The climate of the ecoregion is Humid continental climate, warm summer (Köppen climate classification (Dwb)), with a dry winter. This climate is characterized by large seasonal temperature differentials and a warm summer (at least four months averaging over 10 C, but no month averaging over 22 C, and cold winters having monthly precipitation less than one-tenth of the wettest summer month. Precipitation averages less than 225 mm/year.

== Flora and fauna ==
Because the ecoregion is arid and the ground often gravel or scree, 68% of the terrain is bare ground or sparse vegetation. 15% is shrubs or herbaceous cover, 12% is open forest, and 5% is closed forest.
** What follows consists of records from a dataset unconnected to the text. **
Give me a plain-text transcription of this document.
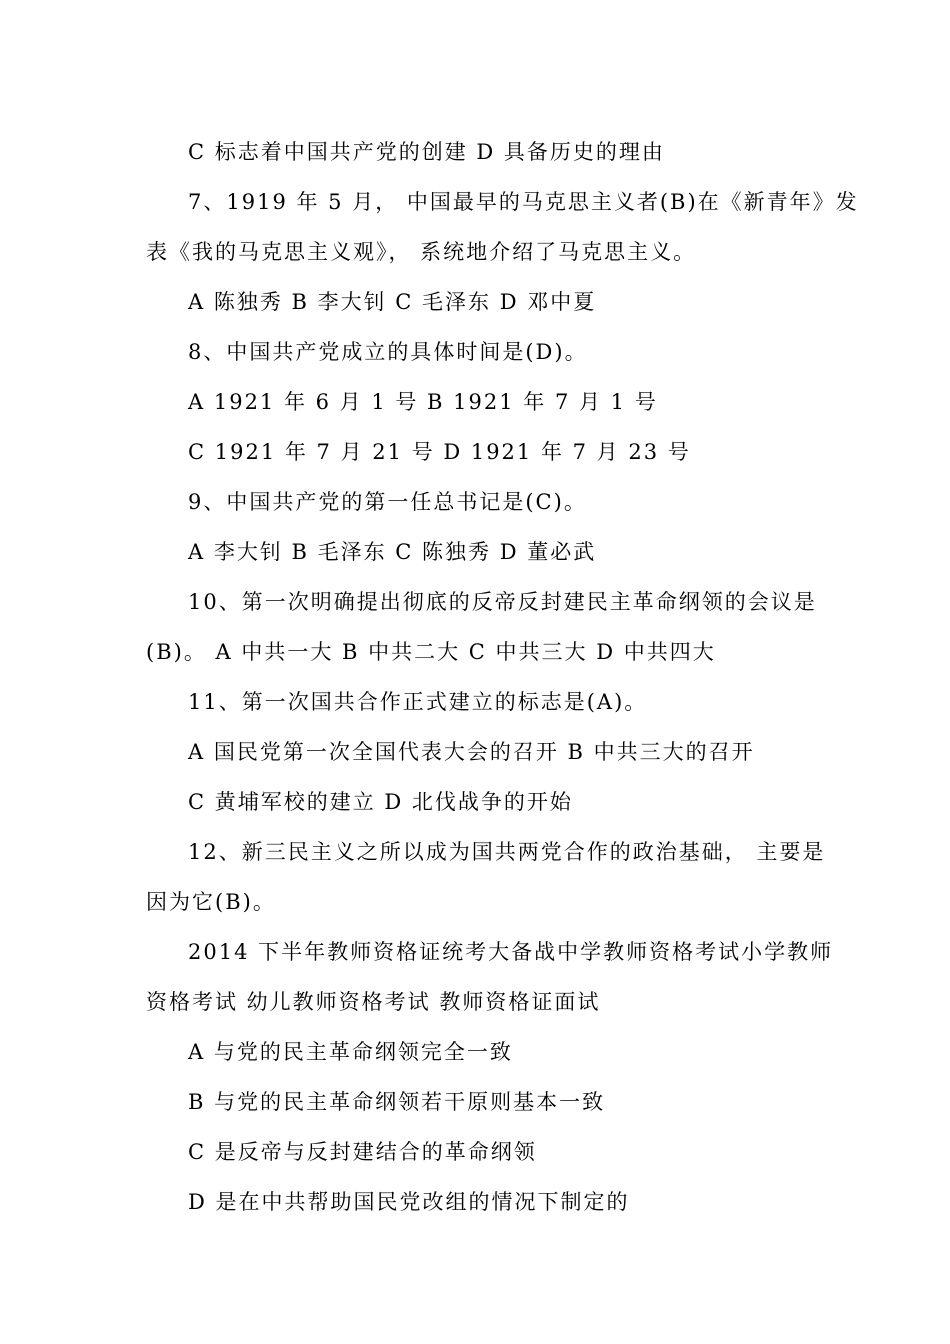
C 标志着中国共产党的创建 D 具备历史的理由
7、1919 年 5 月， 中国最早的马克思主义者(B)在《新青年》发
表《我的马克思主义观》， 系统地介绍了马克思主义。
A 陈独秀 B 李大钊 C 毛泽东 D 邓中夏
8、中国共产党成立的具体时间是(D)。
A 1921 年 6 月 1 号 B 1921 年 7 月 1 号
C 1921 年 7 月 21 号 D 1921 年 7 月 23 号
9、中国共产党的第一任总书记是(C)。
A 李大钊 B 毛泽东 C 陈独秀 D 董必武
10、第一次明确提出彻底的反帝反封建民主革命纲领的会议是
(B)。 A 中共一大 B 中共二大 C 中共三大 D 中共四大
11、第一次国共合作正式建立的标志是(A)。
A 国民党第一次全国代表大会的召开 B 中共三大的召开
C 黄埔军校的建立 D 北伐战争的开始
12、新三民主义之所以成为国共两党合作的政治基础， 主要是
因为它(B)。
2014 下半年教师资格证统考大备战中学教师资格考试小学教师
资格考试 幼儿教师资格考试 教师资格证面试
A 与党的民主革命纲领完全一致
B 与党的民主革命纲领若干原则基本一致
C 是反帝与反封建结合的革命纲领
D 是在中共帮助国民党改组的情况下制定的
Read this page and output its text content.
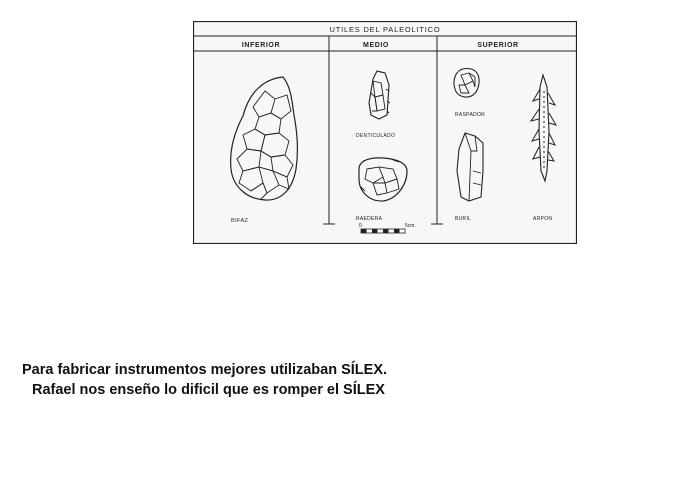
UTILES DEL PALEOLITICO
INFERIOR	MEDIO	SUPERIOR
BIFAZ
DENTICULADO
RAEDERA
0	5cm.
RASPADOR
BURIL	ARPON
Para fabricar instrumentos mejores utilizaban SÍLEX.
Rafael nos enseño lo dificil que es romper el SÍLEX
Much of the cover is scattered tufts of bunch grasses and plants of genus Onobrychis and Acantholimon (prickly thrift). The forest cover is mostly in gullies, or in the wetter slopes of the northern sections. Trees in these elevations are of Mediterranean character, including genus Fagaceae, Nerium (oleander trees or shrubs), and Afghan ash trees (Fraxinus xanthoxyloides).

There are 50 mammal species recorded in the ecoregion, and 150 bird species. Four of them are endemic to the region, and many are of conservation interest as vulnerable or endangered species for which this habitat is important because of the relative isolation and low density of human habitation. Mammals include:
- Markhor, endemic subspecies
- Chiltan ibex, endemic
- Urial, endemic subspecies
- Chinkara
- Persian leopard
- Balochistan forest dormouse, endemic

== Protected areas ==
Less than 1% of the ecoregion is officially protected.